Une entreprise d’économie sociale doit répondre à des principes précis
Être une entreprise d’économie sociale n’est pas donné à tout le monde ! La forme juridique importe : organisation à but non lucratif, coopérative ou mutuelle. Au Québec, six principes clairs énoncent ce qu’est véritablement une entreprise d’économie sociale et ce, depuis 2013 avec la Loi sur l’économie sociale. Découvrez-les !
Six principes de l’économie sociale
1 — Répondre aux besoins de ses membres ou de la collectivité

La mission sociale est la raison d’être d’une entreprise d’économie sociale. En effet, elle doit servir ses membres ou de la collectivité, en améliorant leur bien-être et en proposant des emplois de qualité.
Saviez-vous que les surplus générés sont d’ailleurs réinvestis dans la mission de l’entreprise ou encore, versés à ses membres au prorata des opérations effectuées entre chacun d’eux et l’entreprise ?
2 — Une autonomie de gestion face à l’État
Bien entendu, une entreprise d’économie sociale n’est pas sous le contrôle décisionnel d’un organisme public. L’État ne doit donc pas s’ingérer dans les décisions prises par le conseil d’administration ou par l’assemblée générale d’une entreprise d’économie sociale.

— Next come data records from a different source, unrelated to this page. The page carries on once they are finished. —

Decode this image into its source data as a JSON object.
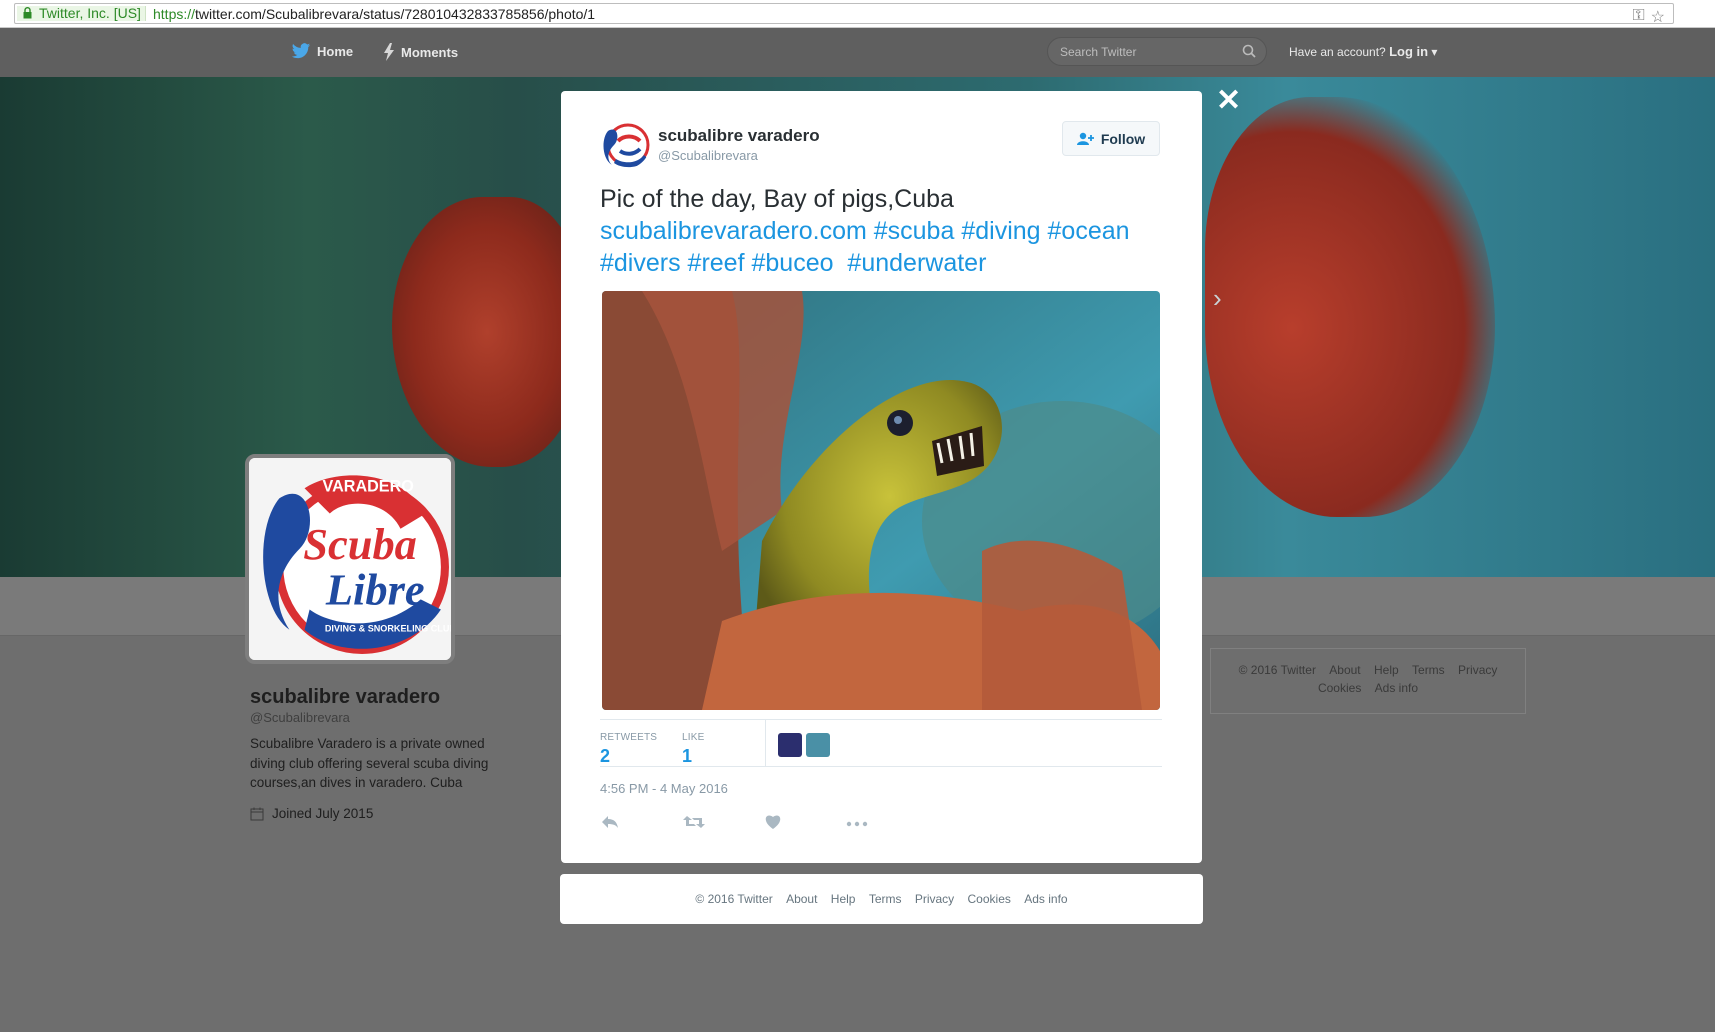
{
  "browser": {
    "ev_label": "Twitter, Inc. [US]",
    "url_proto": "https://",
    "url_rest": "twitter.com/Scubalibrevara/status/728010432833785856/photo/1"
  },
  "nav": {
    "home_label": "Home",
    "moments_label": "Moments",
    "search_placeholder": "Search Twitter",
    "have_account": "Have an account?",
    "login_label": "Log in"
  },
  "profile": {
    "name": "scubalibre varadero",
    "handle": "@Scubalibrevara",
    "bio": "Scubalibre Varadero is a private owned diving club offering several scuba diving courses,an dives in varadero. Cuba",
    "joined": "Joined July 2015",
    "logo_text": {
      "top": "VARADERO",
      "main1": "Scuba",
      "main2": "Libre",
      "ring": "DIVING & SNORKELING CLUB"
    }
  },
  "side_footer": {
    "row1": [
      "© 2016 Twitter",
      "About",
      "Help",
      "Terms",
      "Privacy"
    ],
    "row2": [
      "Cookies",
      "Ads info"
    ]
  },
  "tweet": {
    "name": "scubalibre varadero",
    "handle": "@Scubalibrevara",
    "follow_label": "Follow",
    "text_plain": "Pic of the day, Bay of pigs,Cuba",
    "link": "scubalibrevaradero.com",
    "hashtags_line1": [
      "#scuba",
      "#diving",
      "#ocean"
    ],
    "hashtags_line2": [
      "#divers",
      "#reef",
      "#buceo",
      "#underwater"
    ],
    "retweets_label": "RETWEETS",
    "retweets_count": "2",
    "likes_label": "LIKE",
    "likes_count": "1",
    "timestamp": "4:56 PM - 4 May 2016"
  },
  "modal_footer": [
    "© 2016 Twitter",
    "About",
    "Help",
    "Terms",
    "Privacy",
    "Cookies",
    "Ads info"
  ],
  "colors": {
    "link_blue": "#1b95e0",
    "ev_green": "#2d8a27",
    "overlay_gray": "#6e6e6e"
  },
  "icons": [
    "lock-icon",
    "key-icon",
    "star-icon",
    "twitter-bird-icon",
    "lightning-icon",
    "search-icon",
    "close-icon",
    "chevron-right-icon",
    "follow-person-icon",
    "calendar-icon",
    "reply-icon",
    "retweet-icon",
    "heart-icon",
    "more-icon"
  ]
}
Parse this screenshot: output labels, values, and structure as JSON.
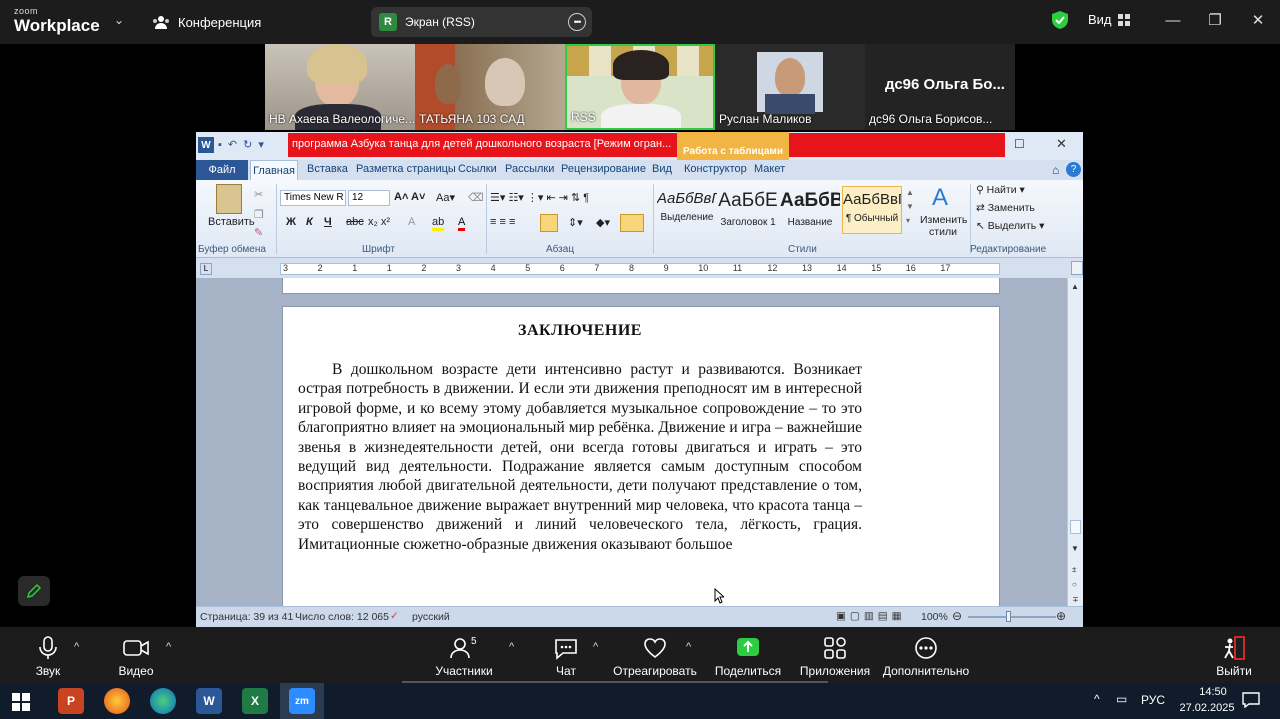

3 — Une gouvernance démocratique par les membres

Eh oui ! Chaque membre d’une entreprise d’économie sociale détient un seul vote. C’est le contraire d’une société par actions où, selon la classe d’action, un droit de vote peut y être associé.
Dans une entreprise d’économie sociale, le droit de vote s’exerce donc indépendamment du pouvoir financier d’un membre votant.
4 — La viabilité économique recherchée
Les activités économiques sont réalisées dans une logique entrepreneuriale. Sur l’île de Montréal seulement, il y a 15 milliards de dollars de revenus annuels générés en économie sociale. De ce montant, 86 % provient du chiffre d’affaires des entreprises (vente de biens ou services et des cotisations des membres). Les revenus générés doivent donc permettre une viabilité économique pour que les entreprises puissent accomplir leur mission.
Et les surplus réalisés sont alors utilisés à bon escient !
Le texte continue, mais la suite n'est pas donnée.